A classic automobile aficionado, Bill Ruger christened his revolver after the 1920 Packard Single Six Model 116 sedan. With a price tag of $57.50, the Single-Six appeared on the eve of “The Golden Age of Television Westerns,” with tall-in-the-saddle heroes blazing away on the new-fangled TV sets that were starting to appear in homes across America. Thus, the success of the Single-Six was immediate, not only for those who wanted a single-action as affordable to own as it was to shoot, but for anyone who wanted to emulate their cowboy idols.
The Single-Six was initially offered with a 5½" barrel; 4 5⁄8", 6½", 7½" and 9½" barrels came later. Using an unbreakable coil mainspring, it was the first Ruger gun to use investment castings, even for its chrome-molybdenum frame. The black-anodized, one-piece cast Alcoa aluminum backstrap and trigger guard was another innovative feature. The Single-Six came with checkered, hard-rubber stocks bearing Ruger’s stylized eagle logo; walnut stocks were optional until 1961, when they became standard. Stag and ivory stocks were available, but rare.

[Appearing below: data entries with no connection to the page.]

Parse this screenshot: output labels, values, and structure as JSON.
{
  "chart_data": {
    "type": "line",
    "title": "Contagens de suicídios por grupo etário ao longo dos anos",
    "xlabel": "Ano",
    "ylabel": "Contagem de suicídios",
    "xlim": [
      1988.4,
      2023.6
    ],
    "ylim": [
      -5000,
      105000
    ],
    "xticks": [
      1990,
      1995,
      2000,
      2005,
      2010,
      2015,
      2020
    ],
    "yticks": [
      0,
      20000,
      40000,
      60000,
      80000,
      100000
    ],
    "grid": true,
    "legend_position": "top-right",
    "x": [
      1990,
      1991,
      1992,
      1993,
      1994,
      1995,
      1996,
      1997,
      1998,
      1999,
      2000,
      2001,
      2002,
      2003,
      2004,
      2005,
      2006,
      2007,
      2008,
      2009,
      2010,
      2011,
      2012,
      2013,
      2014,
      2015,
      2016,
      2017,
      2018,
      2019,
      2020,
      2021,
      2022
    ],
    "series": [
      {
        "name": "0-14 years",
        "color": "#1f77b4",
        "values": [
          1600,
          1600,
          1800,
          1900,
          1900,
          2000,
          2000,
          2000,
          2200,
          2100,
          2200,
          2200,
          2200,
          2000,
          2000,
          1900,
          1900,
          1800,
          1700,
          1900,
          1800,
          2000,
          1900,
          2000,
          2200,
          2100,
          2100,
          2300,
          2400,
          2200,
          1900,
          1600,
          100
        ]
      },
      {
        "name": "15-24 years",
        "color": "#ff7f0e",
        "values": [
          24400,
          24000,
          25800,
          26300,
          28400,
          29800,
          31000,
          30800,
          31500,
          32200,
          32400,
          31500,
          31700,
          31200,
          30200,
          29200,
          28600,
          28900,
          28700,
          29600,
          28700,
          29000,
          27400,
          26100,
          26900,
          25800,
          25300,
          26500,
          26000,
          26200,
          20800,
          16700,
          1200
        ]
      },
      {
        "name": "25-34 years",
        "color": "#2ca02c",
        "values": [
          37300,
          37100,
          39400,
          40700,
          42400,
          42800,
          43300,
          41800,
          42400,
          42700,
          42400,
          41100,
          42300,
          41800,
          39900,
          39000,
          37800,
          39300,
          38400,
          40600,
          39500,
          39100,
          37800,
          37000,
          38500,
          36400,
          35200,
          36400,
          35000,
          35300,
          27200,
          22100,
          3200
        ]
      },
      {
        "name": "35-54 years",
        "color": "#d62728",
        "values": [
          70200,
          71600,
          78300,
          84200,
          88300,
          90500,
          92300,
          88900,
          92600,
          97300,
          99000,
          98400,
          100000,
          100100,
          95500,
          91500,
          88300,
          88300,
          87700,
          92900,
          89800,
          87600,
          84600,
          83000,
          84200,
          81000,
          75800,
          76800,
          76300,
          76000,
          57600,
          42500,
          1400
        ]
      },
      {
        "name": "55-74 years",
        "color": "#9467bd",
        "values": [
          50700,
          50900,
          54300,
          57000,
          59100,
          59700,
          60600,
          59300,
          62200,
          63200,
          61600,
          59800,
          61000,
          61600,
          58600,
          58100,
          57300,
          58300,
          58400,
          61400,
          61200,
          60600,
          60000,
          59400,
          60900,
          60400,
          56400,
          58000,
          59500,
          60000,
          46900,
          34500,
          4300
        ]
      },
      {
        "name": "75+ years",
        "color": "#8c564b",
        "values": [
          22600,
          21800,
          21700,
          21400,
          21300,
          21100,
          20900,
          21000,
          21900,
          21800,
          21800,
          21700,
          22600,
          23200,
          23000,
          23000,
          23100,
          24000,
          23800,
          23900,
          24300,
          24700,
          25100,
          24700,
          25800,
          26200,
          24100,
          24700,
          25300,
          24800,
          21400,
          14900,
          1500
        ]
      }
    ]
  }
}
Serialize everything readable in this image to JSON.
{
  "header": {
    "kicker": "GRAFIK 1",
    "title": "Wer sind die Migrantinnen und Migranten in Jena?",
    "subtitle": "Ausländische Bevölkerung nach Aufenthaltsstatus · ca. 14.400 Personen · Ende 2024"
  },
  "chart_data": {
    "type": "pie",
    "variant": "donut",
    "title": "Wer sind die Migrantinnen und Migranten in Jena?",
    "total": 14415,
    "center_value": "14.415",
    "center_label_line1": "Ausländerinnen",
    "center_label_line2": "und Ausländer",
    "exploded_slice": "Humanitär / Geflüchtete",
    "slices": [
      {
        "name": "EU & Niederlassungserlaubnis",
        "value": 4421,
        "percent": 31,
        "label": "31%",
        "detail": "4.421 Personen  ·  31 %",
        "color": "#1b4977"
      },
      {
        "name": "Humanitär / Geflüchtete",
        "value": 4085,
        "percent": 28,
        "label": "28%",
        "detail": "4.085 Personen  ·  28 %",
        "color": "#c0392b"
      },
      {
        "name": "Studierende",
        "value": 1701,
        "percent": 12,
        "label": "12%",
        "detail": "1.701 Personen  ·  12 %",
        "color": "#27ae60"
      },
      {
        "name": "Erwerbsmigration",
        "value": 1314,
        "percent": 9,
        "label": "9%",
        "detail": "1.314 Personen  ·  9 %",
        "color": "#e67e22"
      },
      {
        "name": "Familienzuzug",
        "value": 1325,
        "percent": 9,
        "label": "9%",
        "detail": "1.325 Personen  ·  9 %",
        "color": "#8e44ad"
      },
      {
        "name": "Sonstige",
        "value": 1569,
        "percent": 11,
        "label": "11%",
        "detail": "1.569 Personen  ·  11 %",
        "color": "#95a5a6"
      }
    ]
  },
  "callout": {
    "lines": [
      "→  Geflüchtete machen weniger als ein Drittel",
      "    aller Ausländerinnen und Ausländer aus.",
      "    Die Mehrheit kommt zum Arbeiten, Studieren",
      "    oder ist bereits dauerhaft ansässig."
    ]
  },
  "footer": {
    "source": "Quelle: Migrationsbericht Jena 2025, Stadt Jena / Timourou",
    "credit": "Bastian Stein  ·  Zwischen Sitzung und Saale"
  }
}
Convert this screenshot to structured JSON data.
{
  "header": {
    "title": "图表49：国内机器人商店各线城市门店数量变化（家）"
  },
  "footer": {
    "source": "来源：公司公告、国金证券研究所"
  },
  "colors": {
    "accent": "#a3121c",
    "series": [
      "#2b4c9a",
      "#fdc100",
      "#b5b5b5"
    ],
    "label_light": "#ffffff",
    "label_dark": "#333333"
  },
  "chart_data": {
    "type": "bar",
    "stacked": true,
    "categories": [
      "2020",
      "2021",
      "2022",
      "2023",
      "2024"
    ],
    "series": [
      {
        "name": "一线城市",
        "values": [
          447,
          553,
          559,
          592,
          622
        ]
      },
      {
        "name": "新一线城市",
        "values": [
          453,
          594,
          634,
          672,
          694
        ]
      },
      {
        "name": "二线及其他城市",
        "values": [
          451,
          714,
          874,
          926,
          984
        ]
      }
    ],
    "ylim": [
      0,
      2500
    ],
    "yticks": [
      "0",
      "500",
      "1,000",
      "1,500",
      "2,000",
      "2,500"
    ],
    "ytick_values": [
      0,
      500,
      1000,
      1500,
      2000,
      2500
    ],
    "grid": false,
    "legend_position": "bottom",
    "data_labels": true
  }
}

Most noticeable, however, was the flat loading gate, implemented to reduce manufacturing costs. But consumer demand resulted in a Colt-style, fully contoured loading gate in 1957, around serial number 70,000. In 1973, Ruger discontinued what is now called the Old Model Single-Six and introduced the New Model, which featured a transfer bar.
This Old Model Single-Six is in 98 percent condition, with very little muzzle and ejector rod housing wear. What could be mistaken for pinprick pitting is actually imperfection in the casting. Although Ruger offers free Old Model transfer bar conversion kits, this gun retains its original lockwork, which means it must be carried with the hammer resting on an empty cylinder. Its only apology is aftermarket, but period-correct, plastic “staghorn” stocks, but it has been well taken care of. As such, it is easily worth $500-$550.
Gun: Old Model Single-Six—Second Version (contoured loading gate)
Manufacturer: Sturm, Ruger & Co., Inc.
Chambering: .22 Long Rifle
Condition: 98 percent—NRA Excellent (Modern Gun Standards)
Note: Unconverted Old Models must be carried with the hammer resting over an empty chamber. Values quoted reflect unconverted actions, or with original Old Model parts included with the converted gun.